Interessante report che parla dello sviluppo nella fase attuale di un decoupling reale tra il mercato del credito che mostra spread in allargamento ed l'equity che sembra in recupero e dove i titoli considerati di bassa qualità sovraerformano quelli di alta qualità.
Personalmente prima di gridare al decoupling dei due mercati ci penserei due volte in quanto l'influenza del mercato del credito è evidente anche in una situazione in cui molte imprese soprattutto industriali hanno molto free cash flow. In particolare l'overperformance dei titoli a bassa qualità (quelli con paramentri fondamentali non buoni) all'inizio dell'anno è un fenomeno ampiamente studiato per esempio da Bernstein lo strategist di ML che ha mostrato come i primi mesi dell'anno mostrano con una frequenza statistica significativa questo fenomeno e che quindi prima di parlare di decuopling bisognerebbe aspettare che questo periodo passasse.
How sick are you of ‘decoupling’?
The great hope of the global economy last year - that emerging economies would maintain their growth despite the drag of a US slowdown - has proved a severe disappointment to many.
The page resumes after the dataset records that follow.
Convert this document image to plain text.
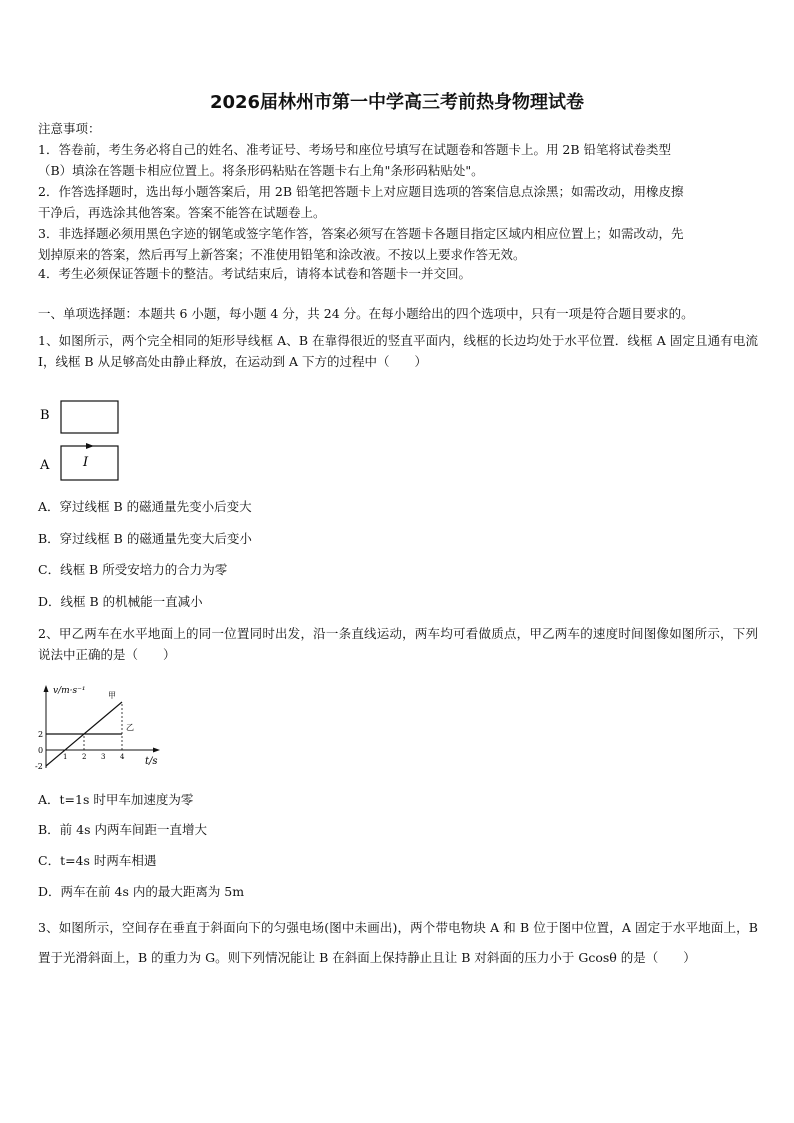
2026届林州市第一中学高三考前热身物理试卷
注意事项：
1．答卷前，考生务必将自己的姓名、准考证号、考场号和座位号填写在试题卷和答题卡上。用 2B 铅笔将试卷类型
（B）填涂在答题卡相应位置上。将条形码粘贴在答题卡右上角"条形码粘贴处"。
2．作答选择题时，选出每小题答案后，用 2B 铅笔把答题卡上对应题目选项的答案信息点涂黑；如需改动，用橡皮擦
干净后，再选涂其他答案。答案不能答在试题卷上。
3．非选择题必须用黑色字迹的钢笔或签字笔作答，答案必须写在答题卡各题目指定区域内相应位置上；如需改动，先
划掉原来的答案，然后再写上新答案；不准使用铅笔和涂改液。不按以上要求作答无效。
4．考生必须保证答题卡的整洁。考试结束后，请将本试卷和答题卡一并交回。
一、单项选择题：本题共 6 小题，每小题 4 分，共 24 分。在每小题给出的四个选项中，只有一项是符合题目要求的。
1、如图所示，两个完全相同的矩形导线框 A、B 在靠得很近的竖直平面内，线框的长边均处于水平位置．线框 A 固定且通有电流 I，线框 B 从足够高处由静止释放，在运动到 A 下方的过程中（　　）
B
A	I
A．穿过线框 B 的磁通量先变小后变大
B．穿过线框 B 的磁通量先变大后变小
C．线框 B 所受安培力的合力为零
D．线框 B 的机械能一直减小
2、甲乙两车在水平地面上的同一位置同时出发，沿一条直线运动，两车均可看做质点，甲乙两车的速度时间图像如图所示，下列说法中正确的是（　　）
v/m·s⁻¹
t/s
甲
乙
1 2 3 4
2
0
-2
A．t=1s 时甲车加速度为零
B．前 4s 内两车间距一直增大
C．t=4s 时两车相遇
D．两车在前 4s 内的最大距离为 5m
3、如图所示，空间存在垂直于斜面向下的匀强电场(图中未画出)，两个带电物块 A 和 B 位于图中位置，A 固定于水平地面上，B 置于光滑斜面上，B 的重力为 G。则下列情况能让 B 在斜面上保持静止且让 B 对斜面的压力小于 Gcosθ 的是（　　）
Others argue that the fundamentals of the decoupling thesis remain intact - that increasing domestic demand will displace exports as the principal driver of growth in emerging economies and the developing world will account for an ever-greater share of global GDP growth. It was just never going to save the day.
But whether or not economic decoupling is borne out, everyone seems to love the turn of phrase. The latest question is how the linkages between equity and credit markets function. Are equity and credit decoupled?
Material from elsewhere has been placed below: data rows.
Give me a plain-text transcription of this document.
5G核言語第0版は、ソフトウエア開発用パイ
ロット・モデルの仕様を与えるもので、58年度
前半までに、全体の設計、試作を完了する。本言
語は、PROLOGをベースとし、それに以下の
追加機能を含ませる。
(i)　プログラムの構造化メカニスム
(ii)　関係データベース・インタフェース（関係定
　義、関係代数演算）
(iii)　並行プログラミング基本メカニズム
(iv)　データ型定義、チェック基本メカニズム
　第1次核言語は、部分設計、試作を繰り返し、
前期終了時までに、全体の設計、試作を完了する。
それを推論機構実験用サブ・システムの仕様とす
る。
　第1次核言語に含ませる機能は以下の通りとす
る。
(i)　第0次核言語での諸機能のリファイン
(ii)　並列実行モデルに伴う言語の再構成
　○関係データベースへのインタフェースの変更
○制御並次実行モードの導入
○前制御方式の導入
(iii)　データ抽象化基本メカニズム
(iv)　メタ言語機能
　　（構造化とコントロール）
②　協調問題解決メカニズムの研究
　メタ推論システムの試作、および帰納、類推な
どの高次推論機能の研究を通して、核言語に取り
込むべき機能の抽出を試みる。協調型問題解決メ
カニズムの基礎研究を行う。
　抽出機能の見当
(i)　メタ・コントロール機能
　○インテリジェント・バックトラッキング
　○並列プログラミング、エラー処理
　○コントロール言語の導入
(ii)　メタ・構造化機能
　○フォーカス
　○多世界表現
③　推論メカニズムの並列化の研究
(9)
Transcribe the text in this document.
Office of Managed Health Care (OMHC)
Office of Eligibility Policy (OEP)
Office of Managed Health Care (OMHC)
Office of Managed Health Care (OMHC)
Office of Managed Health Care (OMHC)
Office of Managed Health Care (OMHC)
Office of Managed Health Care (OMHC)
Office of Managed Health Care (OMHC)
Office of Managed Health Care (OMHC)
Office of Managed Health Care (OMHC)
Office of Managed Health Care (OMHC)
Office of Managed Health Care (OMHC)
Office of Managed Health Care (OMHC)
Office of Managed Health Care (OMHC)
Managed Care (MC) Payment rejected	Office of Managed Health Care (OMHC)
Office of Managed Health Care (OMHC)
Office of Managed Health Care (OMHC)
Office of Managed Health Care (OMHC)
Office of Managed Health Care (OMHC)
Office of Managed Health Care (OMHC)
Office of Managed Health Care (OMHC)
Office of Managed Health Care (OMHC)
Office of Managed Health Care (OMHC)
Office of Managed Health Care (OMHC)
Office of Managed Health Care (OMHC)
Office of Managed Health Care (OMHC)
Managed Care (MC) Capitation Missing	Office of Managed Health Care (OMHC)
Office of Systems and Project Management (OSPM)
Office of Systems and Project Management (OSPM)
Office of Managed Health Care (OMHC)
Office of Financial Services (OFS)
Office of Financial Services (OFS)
In the second half of last year, global equity markets seemed remarkably resilient in the face of credit travails, supported not least by a belief in economic decoupling. As markets slumped through January, the alignment between the two asset classes seemed restored. Equity was catching up with credit. But are the two now firmly linked, or are equity and debt investors starting to respond to different sets of fundamentals?
Lehman think the latter. Since the second week of January, companies with the lowest credit ratings have seen their equity rally by an average of 5 per cent, while those with the highest credit ratings have seen their share prices decline by on average 4 per cent.
The recent widening in credit spreads has also not yet been reflected in European equities as stock hold above their late January lows.
Sector by sector, differences emerge. While banks, insurance and consumer stocks have tended to move in tandem with fortunes in the CDS market, others such as basic industries and telecoms have shown little correlation, despite a relatively high CDS-implied default probability.
The credit market, argues Lehman, is being driven by its own problems - huge liquidity and balance sheet constraints.
While there is a liquidity and balance sheet crisis prevailing among investors in fixed income, we cannot accept that the default risk for the 100 largest companies in the European equity market is as high as it was in Q1 2003.
They think that those focused purely on equities would do well to consider very carefully any inferences about ‘fundamentals’ from the current state of the credit markets.
Either way, there’s potential for a striking arbitrage here. As John Dizard writes in FTfm, risk is being valued very differently:
Credit markets are discounting the end of the world, while equity strategists, whose emails I spend half the morning deleting are saying that we are forming a tradeable bottom…
But as both Lehman and Dizard note, with credit markets so volatile, does anyone have the capital to pull it off?